The final day of ICSC New York Deal Making Conference taking place this week included discussions of shorter lease terms being signed by retail tenants and the popularity of wellness and experiential tenants. Here are some additional takeaways from the conference:
- Institutional investors are shifting strategies to less of a disposition mode and more to an “even mode” when it comes to retail, said Scott Holmes, senior vice president and national director with the national retail group of brokerage firm Marcus & Millichap. In other words, they are beginning to look to buy and sell around the same volume of properties. “Speaking for ourselves, we have a lot more proposal volume going out right now than last year for example,” according to Holmes, who agrees that transaction volume growing “looks to be the case for the first half of the [next] year.”
- Industry insiders say the retail sector is in the beginning stages of a transition period, adapting to new consumer preferences.

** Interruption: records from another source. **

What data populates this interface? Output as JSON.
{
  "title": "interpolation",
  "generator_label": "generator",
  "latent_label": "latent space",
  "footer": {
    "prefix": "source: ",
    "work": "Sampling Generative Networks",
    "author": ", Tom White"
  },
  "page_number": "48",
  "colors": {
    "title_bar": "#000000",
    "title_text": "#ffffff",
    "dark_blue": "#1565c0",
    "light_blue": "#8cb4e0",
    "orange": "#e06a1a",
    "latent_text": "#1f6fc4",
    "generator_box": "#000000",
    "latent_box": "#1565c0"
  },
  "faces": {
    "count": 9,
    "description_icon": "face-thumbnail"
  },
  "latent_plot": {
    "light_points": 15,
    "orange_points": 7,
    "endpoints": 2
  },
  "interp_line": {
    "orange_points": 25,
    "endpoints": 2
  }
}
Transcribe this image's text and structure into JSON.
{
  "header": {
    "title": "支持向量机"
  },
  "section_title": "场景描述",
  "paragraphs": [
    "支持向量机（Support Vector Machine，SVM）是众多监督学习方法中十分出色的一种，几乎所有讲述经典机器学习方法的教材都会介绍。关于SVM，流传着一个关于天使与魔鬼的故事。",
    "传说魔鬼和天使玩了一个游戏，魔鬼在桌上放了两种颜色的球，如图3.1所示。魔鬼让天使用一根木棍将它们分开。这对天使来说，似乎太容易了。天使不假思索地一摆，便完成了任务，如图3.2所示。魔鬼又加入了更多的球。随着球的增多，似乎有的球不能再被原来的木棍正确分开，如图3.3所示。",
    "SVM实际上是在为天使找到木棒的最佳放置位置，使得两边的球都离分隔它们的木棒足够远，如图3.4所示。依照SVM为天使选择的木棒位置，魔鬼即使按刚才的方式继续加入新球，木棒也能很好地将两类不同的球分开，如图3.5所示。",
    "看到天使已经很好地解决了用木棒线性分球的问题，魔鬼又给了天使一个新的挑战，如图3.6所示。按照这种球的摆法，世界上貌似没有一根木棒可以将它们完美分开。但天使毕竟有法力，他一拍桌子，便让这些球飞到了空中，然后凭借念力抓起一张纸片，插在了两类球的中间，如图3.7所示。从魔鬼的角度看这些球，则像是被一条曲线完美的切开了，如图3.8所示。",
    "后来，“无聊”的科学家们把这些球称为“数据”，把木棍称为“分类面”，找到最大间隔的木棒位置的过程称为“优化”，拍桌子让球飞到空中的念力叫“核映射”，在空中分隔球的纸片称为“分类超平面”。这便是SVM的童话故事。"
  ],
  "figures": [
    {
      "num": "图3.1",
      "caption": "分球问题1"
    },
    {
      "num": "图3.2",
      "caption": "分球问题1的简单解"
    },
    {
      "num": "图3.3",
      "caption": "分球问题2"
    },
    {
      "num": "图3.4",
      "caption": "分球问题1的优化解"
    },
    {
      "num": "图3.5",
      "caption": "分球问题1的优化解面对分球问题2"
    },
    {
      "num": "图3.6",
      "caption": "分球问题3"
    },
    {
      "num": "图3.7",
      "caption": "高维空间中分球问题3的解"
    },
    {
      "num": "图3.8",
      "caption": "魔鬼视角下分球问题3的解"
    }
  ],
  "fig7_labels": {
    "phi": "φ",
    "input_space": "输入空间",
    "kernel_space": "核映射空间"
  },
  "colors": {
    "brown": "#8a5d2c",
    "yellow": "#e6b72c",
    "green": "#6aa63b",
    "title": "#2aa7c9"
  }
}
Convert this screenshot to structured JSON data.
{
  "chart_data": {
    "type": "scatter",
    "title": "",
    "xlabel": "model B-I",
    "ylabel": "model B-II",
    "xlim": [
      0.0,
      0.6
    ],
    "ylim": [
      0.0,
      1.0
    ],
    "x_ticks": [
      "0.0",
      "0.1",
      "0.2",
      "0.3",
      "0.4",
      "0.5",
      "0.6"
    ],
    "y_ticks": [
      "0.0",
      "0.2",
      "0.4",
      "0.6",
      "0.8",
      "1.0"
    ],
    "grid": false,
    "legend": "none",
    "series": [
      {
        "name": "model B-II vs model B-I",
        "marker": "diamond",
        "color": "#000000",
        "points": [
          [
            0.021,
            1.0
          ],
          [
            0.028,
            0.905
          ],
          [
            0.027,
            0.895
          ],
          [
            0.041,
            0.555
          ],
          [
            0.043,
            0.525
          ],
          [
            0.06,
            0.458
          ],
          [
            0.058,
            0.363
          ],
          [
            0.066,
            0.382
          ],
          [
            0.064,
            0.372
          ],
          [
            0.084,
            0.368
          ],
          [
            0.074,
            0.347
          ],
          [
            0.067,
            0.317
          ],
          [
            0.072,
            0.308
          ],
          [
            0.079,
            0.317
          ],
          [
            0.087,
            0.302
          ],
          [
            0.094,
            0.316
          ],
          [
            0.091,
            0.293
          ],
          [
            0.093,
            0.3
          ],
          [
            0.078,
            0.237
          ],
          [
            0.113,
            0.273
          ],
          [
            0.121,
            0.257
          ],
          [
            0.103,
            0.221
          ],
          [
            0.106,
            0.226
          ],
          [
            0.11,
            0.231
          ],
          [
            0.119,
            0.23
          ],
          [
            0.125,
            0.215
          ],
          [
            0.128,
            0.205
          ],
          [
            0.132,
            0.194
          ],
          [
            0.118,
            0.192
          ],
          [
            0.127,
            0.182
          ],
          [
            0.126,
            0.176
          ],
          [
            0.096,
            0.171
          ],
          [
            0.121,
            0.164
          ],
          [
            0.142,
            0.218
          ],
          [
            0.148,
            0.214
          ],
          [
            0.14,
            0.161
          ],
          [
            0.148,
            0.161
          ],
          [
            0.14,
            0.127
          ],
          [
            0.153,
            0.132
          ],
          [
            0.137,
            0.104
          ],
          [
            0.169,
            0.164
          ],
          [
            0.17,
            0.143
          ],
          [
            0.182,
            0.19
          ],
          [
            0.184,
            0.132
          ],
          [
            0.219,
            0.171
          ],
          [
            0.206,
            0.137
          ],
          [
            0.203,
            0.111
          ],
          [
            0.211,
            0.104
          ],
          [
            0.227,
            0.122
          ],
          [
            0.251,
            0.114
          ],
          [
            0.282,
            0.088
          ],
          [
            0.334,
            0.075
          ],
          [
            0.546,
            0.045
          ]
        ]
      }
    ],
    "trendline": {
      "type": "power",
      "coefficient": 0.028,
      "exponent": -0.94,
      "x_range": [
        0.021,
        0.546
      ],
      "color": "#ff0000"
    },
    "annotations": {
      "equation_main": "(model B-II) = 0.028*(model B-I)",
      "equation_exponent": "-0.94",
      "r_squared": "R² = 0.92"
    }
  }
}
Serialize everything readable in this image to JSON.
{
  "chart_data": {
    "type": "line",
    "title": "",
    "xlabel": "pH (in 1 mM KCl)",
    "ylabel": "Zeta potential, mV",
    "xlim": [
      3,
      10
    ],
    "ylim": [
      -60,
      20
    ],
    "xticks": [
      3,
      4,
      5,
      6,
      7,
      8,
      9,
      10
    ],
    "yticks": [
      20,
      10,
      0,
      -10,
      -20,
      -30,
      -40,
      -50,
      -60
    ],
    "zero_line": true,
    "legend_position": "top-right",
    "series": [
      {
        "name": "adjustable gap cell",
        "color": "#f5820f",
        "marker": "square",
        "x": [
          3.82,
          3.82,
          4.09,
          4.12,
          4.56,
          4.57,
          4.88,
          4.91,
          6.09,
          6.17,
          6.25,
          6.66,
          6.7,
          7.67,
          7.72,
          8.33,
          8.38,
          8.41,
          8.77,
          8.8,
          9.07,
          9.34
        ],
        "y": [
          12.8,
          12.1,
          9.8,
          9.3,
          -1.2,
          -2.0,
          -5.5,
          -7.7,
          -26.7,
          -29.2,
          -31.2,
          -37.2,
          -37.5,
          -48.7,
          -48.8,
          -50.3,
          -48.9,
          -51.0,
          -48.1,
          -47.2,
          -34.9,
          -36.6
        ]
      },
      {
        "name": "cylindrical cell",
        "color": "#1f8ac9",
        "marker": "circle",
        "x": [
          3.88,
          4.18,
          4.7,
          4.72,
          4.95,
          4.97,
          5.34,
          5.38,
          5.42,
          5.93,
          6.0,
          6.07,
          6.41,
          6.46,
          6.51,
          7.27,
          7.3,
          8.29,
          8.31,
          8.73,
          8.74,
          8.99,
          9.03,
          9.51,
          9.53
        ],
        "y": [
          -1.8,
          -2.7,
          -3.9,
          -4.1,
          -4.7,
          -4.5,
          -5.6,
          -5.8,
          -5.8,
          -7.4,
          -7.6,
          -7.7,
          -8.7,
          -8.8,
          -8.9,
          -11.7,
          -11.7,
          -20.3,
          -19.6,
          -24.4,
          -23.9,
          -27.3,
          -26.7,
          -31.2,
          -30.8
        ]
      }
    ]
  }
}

Frank Greco, managing director at real estate services firm Savills, said retailers will need less space to adopt a smaller type of format, where preference is placed on a “showroom”-type environment.
- Wellness tenants are booming, according to most of the conference attendees NREI spoke to. These tenants include medical clinics, dental offices and fitness clubs. Research finds these locations also bring in a large influx of consumers to a shopping center. Expect more of these tenant types to help revive the retail sector.
- Experiential retail remains a driving force in the sector as well. Over the past few years, expenditures on experience-related services like amusement parks and restaurants grew more than 1.5 times faster than overall spending and almost four times faster than expenditures on goods, according to JLL research.
- A concern in the retail sector is that lease terms are getting shorter. Average lease length for general retail and apparel stores has contracted from 6 years in 2007 to 4.5 years today, according to CoStar data. Traditional leases in the past typically reached 10 years, said Mike O’Neill, executive managing director with real estate services firm Cushman & Wakefield. But shorter-term leases are not all negative, as they offer landlords the opportunity to keep a fresh rotation of different tenants. Still, landlords would prefer a mix of long- and short-term leases, said Greco.
- Another dynamic in the retail sector is a continued lack of construction. Yea-to-date, retail deliveries reached 39.1 million sq. ft., the lowest level in more than 10 years, according to JLL research. Those low levels, however, have helped keep vacancy rates down.